Tag: movies

  • If I Had Legs I’d Kick You (2025)

    A minor masterpiece of stress, shame, and the feeling that reality is beginning to warp.

    The way Rose Byrne is shot and edited in If I Had Legs I’d Kick You makes her feel like an uncredited fifth character in Requiem for a Dream. If she were in that movie, audiences would be asking where her drugs are—but here, she needs none. Her mental illness behaves like a drug anyway, distorting time and flattening reality. She sees a therapist, though she is one herself. It makes you wonder: is this what my therapist is like when they’re not talking to me?

    Linda’s life collapses quite literally when a hole opens in her apartment ceiling—possibly from flooding, faulty plumbing, or maybe an alien in the walls. The film never clarifies, because Linda can’t. Her grip on cause and effect is slipping. At the same time, she is responsible for caring for her daughter, who can technically eat but refuses food because it feels “squishy,” and who is graded daily on how much she consumes. The entire household revolves around a single goal: getting her weight up to fifty pounds. Linda is never alone, yet utterly abandoned.

    Byrne carries the entire film, delivering a performance built on quiet humiliation and sustained dread. Linda isn’t heroic or admirable; she’s exhausted, brittle, and increasingly convinced she is failing at everything she is supposed to do well. Everyone else feels like a walk-on cameo. Conan O’Brien actually acts, briefly, and his presence reminded me of Dylan Baker in Requiem for a Dream: when someone is unraveling, the most others will do for them is ask a few questions and then discreetly step away.

    For a first feature, director Mary Bronstein shows impressive control. This could easily have been an amateurish mess—a pile of anxiety with no shape—but instead it becomes a low-budget, quietly devastating minor masterpiece. Byrne somehow landed a role most actresses would have killed for, had they known what Bronstein was after. Onscreen, it feels uncomfortably familiar.

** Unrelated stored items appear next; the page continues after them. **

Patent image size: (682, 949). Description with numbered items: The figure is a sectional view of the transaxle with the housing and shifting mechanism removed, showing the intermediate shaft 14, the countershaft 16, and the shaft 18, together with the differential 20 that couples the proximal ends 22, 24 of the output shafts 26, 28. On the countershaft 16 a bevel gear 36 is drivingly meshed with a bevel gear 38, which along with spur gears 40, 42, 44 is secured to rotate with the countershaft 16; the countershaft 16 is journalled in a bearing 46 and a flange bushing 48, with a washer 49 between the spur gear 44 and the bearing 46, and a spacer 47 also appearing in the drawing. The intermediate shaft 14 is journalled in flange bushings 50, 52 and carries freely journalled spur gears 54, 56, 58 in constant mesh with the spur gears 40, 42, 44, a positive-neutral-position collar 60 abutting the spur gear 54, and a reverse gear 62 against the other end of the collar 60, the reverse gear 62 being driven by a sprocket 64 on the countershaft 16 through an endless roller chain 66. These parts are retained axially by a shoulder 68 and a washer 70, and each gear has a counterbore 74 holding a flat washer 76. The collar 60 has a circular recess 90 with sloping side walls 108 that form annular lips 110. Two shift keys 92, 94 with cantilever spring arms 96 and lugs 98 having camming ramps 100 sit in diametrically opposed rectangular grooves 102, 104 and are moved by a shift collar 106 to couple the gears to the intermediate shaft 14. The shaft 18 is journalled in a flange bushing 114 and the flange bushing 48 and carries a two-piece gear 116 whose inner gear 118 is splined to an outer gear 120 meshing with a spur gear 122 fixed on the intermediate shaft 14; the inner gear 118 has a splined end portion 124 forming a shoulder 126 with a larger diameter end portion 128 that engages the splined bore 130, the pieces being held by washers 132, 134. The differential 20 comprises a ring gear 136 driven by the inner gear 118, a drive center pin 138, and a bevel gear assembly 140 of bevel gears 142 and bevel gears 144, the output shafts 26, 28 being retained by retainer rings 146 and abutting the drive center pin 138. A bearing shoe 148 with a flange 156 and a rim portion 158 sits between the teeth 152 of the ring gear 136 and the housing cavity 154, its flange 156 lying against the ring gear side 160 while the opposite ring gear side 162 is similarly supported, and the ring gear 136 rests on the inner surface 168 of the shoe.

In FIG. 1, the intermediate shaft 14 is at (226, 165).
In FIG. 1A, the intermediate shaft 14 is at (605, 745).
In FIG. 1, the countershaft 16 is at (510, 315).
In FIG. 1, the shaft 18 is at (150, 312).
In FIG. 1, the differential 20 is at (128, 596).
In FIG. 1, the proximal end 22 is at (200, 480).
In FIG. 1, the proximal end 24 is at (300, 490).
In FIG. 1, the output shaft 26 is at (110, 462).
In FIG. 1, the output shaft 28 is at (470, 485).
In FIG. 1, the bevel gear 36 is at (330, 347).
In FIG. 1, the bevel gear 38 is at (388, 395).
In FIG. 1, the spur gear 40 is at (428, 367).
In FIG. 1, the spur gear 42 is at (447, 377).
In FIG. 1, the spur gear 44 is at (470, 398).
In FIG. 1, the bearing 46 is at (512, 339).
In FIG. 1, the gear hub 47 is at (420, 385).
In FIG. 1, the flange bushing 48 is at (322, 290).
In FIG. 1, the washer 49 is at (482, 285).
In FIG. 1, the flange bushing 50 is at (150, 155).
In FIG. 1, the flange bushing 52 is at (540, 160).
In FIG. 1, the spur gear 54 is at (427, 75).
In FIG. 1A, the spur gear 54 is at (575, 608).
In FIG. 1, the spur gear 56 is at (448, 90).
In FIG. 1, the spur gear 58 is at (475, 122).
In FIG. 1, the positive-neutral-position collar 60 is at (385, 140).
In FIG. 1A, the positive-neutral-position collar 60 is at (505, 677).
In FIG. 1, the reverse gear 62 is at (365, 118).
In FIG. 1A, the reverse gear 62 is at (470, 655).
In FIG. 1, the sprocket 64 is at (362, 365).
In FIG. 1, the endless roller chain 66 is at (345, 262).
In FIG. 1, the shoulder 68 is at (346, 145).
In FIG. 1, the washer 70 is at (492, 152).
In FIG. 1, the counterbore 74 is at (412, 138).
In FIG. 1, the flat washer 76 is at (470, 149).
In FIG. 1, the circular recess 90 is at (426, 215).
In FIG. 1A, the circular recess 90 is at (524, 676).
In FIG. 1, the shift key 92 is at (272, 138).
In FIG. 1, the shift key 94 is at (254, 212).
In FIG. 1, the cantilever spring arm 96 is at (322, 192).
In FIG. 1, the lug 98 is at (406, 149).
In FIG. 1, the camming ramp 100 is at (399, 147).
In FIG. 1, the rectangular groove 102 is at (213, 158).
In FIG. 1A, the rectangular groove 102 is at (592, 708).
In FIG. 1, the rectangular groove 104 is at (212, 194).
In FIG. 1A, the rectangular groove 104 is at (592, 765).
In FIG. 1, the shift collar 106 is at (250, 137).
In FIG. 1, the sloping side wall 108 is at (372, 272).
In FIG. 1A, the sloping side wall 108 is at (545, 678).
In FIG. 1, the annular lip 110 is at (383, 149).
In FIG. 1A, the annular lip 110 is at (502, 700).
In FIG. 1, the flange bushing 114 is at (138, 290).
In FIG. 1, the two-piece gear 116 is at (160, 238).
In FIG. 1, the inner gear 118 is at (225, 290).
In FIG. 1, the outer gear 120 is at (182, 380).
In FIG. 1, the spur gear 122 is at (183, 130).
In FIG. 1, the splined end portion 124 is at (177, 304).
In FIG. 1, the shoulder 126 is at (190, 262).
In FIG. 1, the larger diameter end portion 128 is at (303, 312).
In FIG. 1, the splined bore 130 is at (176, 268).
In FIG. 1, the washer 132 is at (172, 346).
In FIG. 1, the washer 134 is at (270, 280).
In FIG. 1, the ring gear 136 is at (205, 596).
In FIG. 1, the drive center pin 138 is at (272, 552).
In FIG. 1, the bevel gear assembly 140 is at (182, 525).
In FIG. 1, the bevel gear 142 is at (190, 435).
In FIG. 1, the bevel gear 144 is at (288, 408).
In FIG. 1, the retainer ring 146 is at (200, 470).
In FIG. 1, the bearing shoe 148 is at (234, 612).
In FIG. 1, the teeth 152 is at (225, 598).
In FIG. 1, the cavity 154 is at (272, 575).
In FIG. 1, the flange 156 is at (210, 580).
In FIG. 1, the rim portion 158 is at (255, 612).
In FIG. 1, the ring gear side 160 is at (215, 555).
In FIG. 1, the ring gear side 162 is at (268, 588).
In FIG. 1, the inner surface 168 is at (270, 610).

    This is what I felt like during COVID.

    8/10

  • Sentimental Value (2025)

    Family ily estrangement, artistic legacy, and the limits of self-mythology.

    Sentimental Value (2025) review

    Sentimental Value is another deceptively slight movie about coping with tragic loss, but one that feels far more likely to linger. Stellan Skarsgård plays Gustav Borg, a Lars von Trier–like director who hasn’t made a film in over a decade and now feels pressure to deliver one final artistic statement before he dies. His daughters have long since stopped needing him, and the distance feels permanent. Gustav is the kind of man who only loves punishing, perverse cinema—to the extent that he thinks DVDs of Irreversible and The Piano Teacher would be appropriate gifts for a twelve-year-old’s birthday.

    Movies about filmmakers rarely thrill me—they tend to be self-congratulatory, and therefore less honest—but this one is handled with restraint and surprising humility. The central question cuts deep: how do you convince anyone your story is worth hearing when you’ve spent a lifetime showing no interest in listening to others? Elle Fanning plays one of his collaborators, and even she seems uncertain whether this man’s vision deserves her faith. And honestly: why isn’t she already regarded as one of the finest actors of her generation?

    Sentimental Value comes and goes for me a little. It says something real, and I don’t doubt that it matters, but it didn’t stay with me in quite the way The Worst Person in the World did, which felt like the movie I’d want all my friends to watch when I die. That film felt big—about terminal illness, infidelity, and the stories people tell themselves about their own lives. Sentimental Value feels smaller by comparison, more about famous people having problems that will probably never apply to me. My boyfriend loves it. I admired it. I’m just not sure how much I’ll think about it later.